A cooperative game vs game with cooperation

Have you ever played a cooperative game with your friends and thought that maybe you would enjoy it more, if you would play it alone? If so, it might have been because you did not play a cooperative game, but a game with cooperative mode. The difference is that while the former is designed with player cooperation in mind, the latter has it as an afterthought.

I first really realized that when playing Dying Light with friends, where we were getting constantly scattered, doing our own thing, while closing in on the next mission objective. The reason why is that we were doing fine on our own and while having more people helps with clearing groups of zombies, it does not make that much of a difference. The fact that every player gets their own loot did not help to encourage cooperation either.
Factorio provided a similar experience. Everyone had their own plan in their head and so built their own thing and somehow connected it together. It is the kind of game where unless players are all on the same page, they will get more in each others way than help each other. Both these games I enjoyed more when playing alone.

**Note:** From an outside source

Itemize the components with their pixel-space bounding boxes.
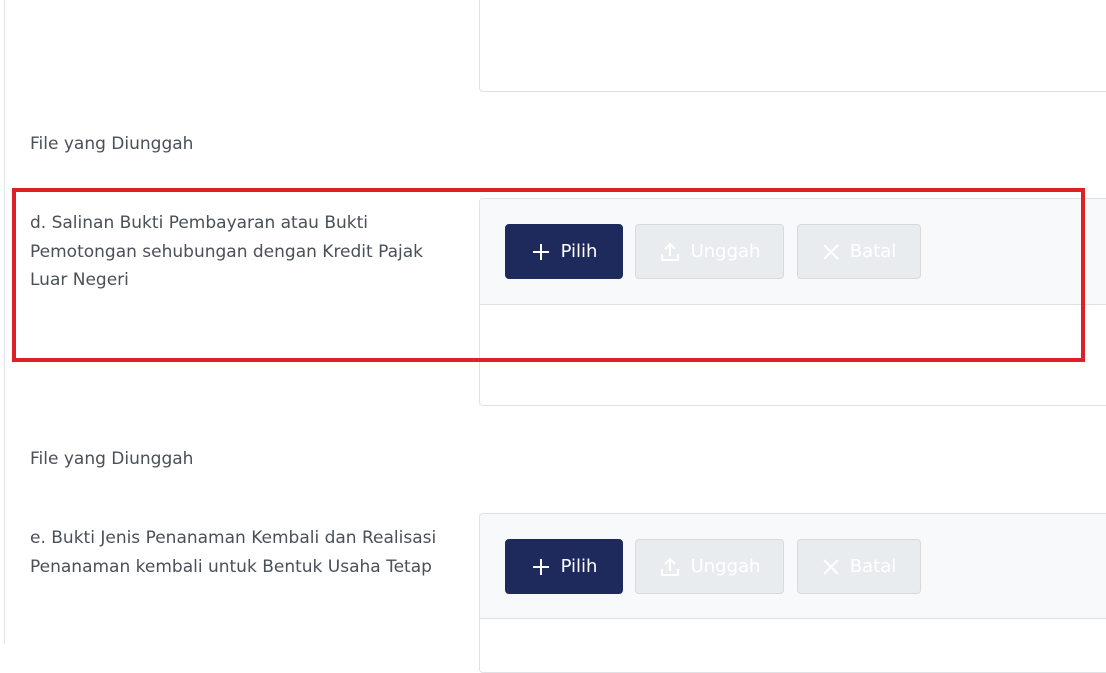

Things are different when you play a well designed cooperative game. In games like Left 4 Dead 2 players stay close to each other, because they have to rely on each other. When a special zombie gets you, you can’t escape from it by yourself. Even regular zombies can be a problem in large numbers, so every player guards their hole in a wall to not get overwhelmed. In PayDay 2 someone has to keep an eye on hostages, while someone else answers the phone, while someone else goes fix the damn drill. In Foxhole you rely on other people with everything, from pushing the front to getting a rifle to shoot with. In these games you play as a team, instead of playing alone in a close proximity to each other.

It is true that every game is fun with friends, but I think some are more fun without them.